[20] Bang Martin

416 45 9
                                    

Aku melangkah begitu riang dengan sepatu roda menuju taman. Sesekali menengok ke belakang dan menjulurkan lidah pada Rama yang mengejarku dengan sepedanya.

"Jangan laju-laju Bulan! Nanti kamu jatuh!!"

Aku tak menghiraukannya dan terus bergerak dengan sepatu rodaku. Masih dengan sesekali menengok ke Rama hingga tak sadar sepatu rodaku menabrak sebuah batu berukuran lumayan besar yang membuatku jatuh dengan lutut dan sikut yang mencium aspal.

"BULAN!!!!"

Rama langsung turun dari sepedanya lalu berjongkok di hadapanku. "Kan aku bilang apa?! Jatuh, kan?!"

Aku yang sudah merasa sakit lalu dimarahi malah semakin menangis kencang membuat Rama kelabakan lalu meminta tolong seorang bapak yang kebetulan sedang jogging melewati kami.

"Pak, bisa minta tolong angkatkan teman saya ini ke bangku taman di situ?" Tanya Rama menunjuk sebuah bangku panjang.

Bapak itu mengiyakan karena pasti dia kasian juga dengan anak-anak kecil seperti kami.

Setelah aku duduk. Rama mengusap bahu dan air mataku. "Kamu tunggu di sini dulu ya. Aku mau ngabarin mama kamu."

Aku mengangguk lalu menatap Rama yang kini mengayuh sepedanya lagi.

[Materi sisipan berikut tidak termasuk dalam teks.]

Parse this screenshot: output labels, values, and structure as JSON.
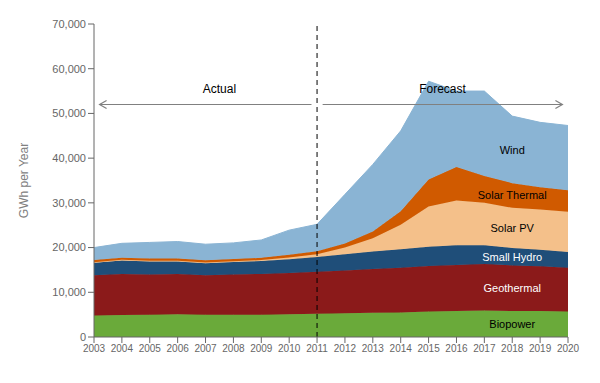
{
  "chart_data": {
    "type": "area",
    "stacked": true,
    "x": [
      2003,
      2004,
      2005,
      2006,
      2007,
      2008,
      2009,
      2010,
      2011,
      2012,
      2013,
      2014,
      2015,
      2016,
      2017,
      2018,
      2019,
      2020
    ],
    "xlim": [
      2003,
      2020
    ],
    "xticks": [
      2003,
      2004,
      2005,
      2006,
      2007,
      2008,
      2009,
      2010,
      2011,
      2012,
      2013,
      2014,
      2015,
      2016,
      2017,
      2018,
      2019,
      2020
    ],
    "ylabel": "GWh per Year",
    "ylim": [
      0,
      70000
    ],
    "yticks": [
      0,
      {
        "value": 10000,
        "label": "10,000"
      },
      {
        "value": 20000,
        "label": "20,000"
      },
      {
        "value": 30000,
        "label": "30,000"
      },
      {
        "value": 40000,
        "label": "40,000"
      },
      {
        "value": 50000,
        "label": "50,000"
      },
      {
        "value": 60000,
        "label": "60,000"
      },
      {
        "value": 70000,
        "label": "70,000"
      }
    ],
    "grid": false,
    "series": [
      {
        "name": "Biopower",
        "color": "#6aaa3a",
        "values": [
          4800,
          4900,
          5000,
          5100,
          5000,
          5000,
          5000,
          5100,
          5200,
          5300,
          5400,
          5500,
          5700,
          5800,
          5900,
          5800,
          5800,
          5700
        ]
      },
      {
        "name": "Geothermal",
        "color": "#8b1a1a",
        "values": [
          9000,
          9200,
          9000,
          9000,
          8800,
          9000,
          9100,
          9200,
          9400,
          9600,
          9800,
          10000,
          10200,
          10300,
          10400,
          10200,
          10000,
          9800
        ]
      },
      {
        "name": "Small Hydro",
        "color": "#1f4e79",
        "values": [
          2800,
          3000,
          2900,
          2800,
          2700,
          2800,
          2900,
          3100,
          3300,
          3600,
          3900,
          4100,
          4300,
          4400,
          4200,
          3900,
          3700,
          3500
        ]
      },
      {
        "name": "Solar PV",
        "color": "#f4c08a",
        "values": [
          100,
          150,
          150,
          150,
          150,
          150,
          200,
          400,
          600,
          1500,
          3000,
          5500,
          9000,
          10000,
          9500,
          9000,
          9000,
          9000
        ]
      },
      {
        "name": "Solar Thermal",
        "color": "#d05a00",
        "values": [
          500,
          500,
          500,
          500,
          500,
          500,
          500,
          600,
          700,
          900,
          1500,
          3000,
          6000,
          7500,
          6000,
          5500,
          5000,
          4800
        ]
      },
      {
        "name": "Wind",
        "color": "#8ab4d4",
        "values": [
          2800,
          3200,
          3600,
          3800,
          3600,
          3600,
          4000,
          5500,
          6000,
          11000,
          15000,
          18000,
          22000,
          17000,
          19000,
          15000,
          14500,
          14500
        ]
      }
    ],
    "vline": 2011,
    "annotations": [
      {
        "text": "Actual",
        "x": 2007.5,
        "y": 54000
      },
      {
        "text": "Forecast",
        "x": 2015.5,
        "y": 54000
      }
    ],
    "arrows": [
      {
        "x_from": 2010.8,
        "x_to": 2003.2,
        "y": 52000
      },
      {
        "x_from": 2011.2,
        "x_to": 2019.8,
        "y": 52000
      }
    ]
  }
}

Sikutku berdarah tapi lebih perih yang bagian lutut karena jatuhku memang langsung menghentak lututku. Aku menatap sendu sepatu rodaku yang pasti habis ini disita sementara oleh Bunda karena aku lalai memakainya.

"April, kok bisa jatuh sih sayang?"

Aku mendongak. Mendapati bunda yang kini berjongkok dan mengobati lukaku. Hal yang membuatku semakin menangis karena bukannya marah, bundaku malah membersihkan dan mengobati lukaku.

"Maaf, bunda."

"Maafin aku juga, Tante."

Bunda menatap Rama lalu mengusap kepalanya. "Kamu gak salah sayang. Justru Tante mau berterima kasih karena kamu dalam keadaan panik gini masih ingat buat ngabarin Tante soal April. Makasih ya, Marcel."

Rama mengangguk lalu tersenyum lebar. "Aku janji mulai sekarang sampai udah gede nanti, aku bakal ngejagain Bulan terus biar dia gak jatuh lagi, Tante."

Bunda tertawa. "Oke, Tante harap bisa percaya kamu, Marcel."

•••

Sekelebat ingatan masa kecil yang membuatku terkekeh miris. Bener juga ya, dulu Rama pernah janji buat jaga aku biar gak jatuh lagi tapi dia memang gak pernah janji buat gak ninggalin dan bikin aku nangis kayak sekarang.

Sudah 3 hari aku tidak bertegur sapa dengan Nadiya. Sudah tepat 10 hari, aku dan Rama lost contac. Rasanya hariku sepi, biasa 2 orang itu yang suka heboh mengajakku ke sana kemari. Dila memang tidak mendiamiku tapi dia hanya teman, beda dengan Nadiya bagiku. Hidupku jadi monoton. Sekolah, di kelas hanya belajar lalu tidur saat istirahat kalau aku sedang malas ke kantin. Ah iya, pola makanku juga jadi tidak teratur karena aku lebih sering malasnya daripada mengikuti perutku yang lapar. Tidak ada lagi yang memaksaku makan. Melarangku ini itu. Rasanya aneh, tapi aku harus gimana?

Perutku pedih lagi. Aku mengobrak-abrik isi tasku lalu tersenyum lega mendapatkannya.

"Lo mau minum itu lagi, Pril?"

Segera kumasukkan mulut dan meminum air di botol membuat Dila menghela nafas gusar.

"Magh lo bisa makin parah kalo lo cekokin promag mulu padahal makan aja kagak. Ntar sekalinya makan, makan geprek, makan yang pedas-pedas mulu."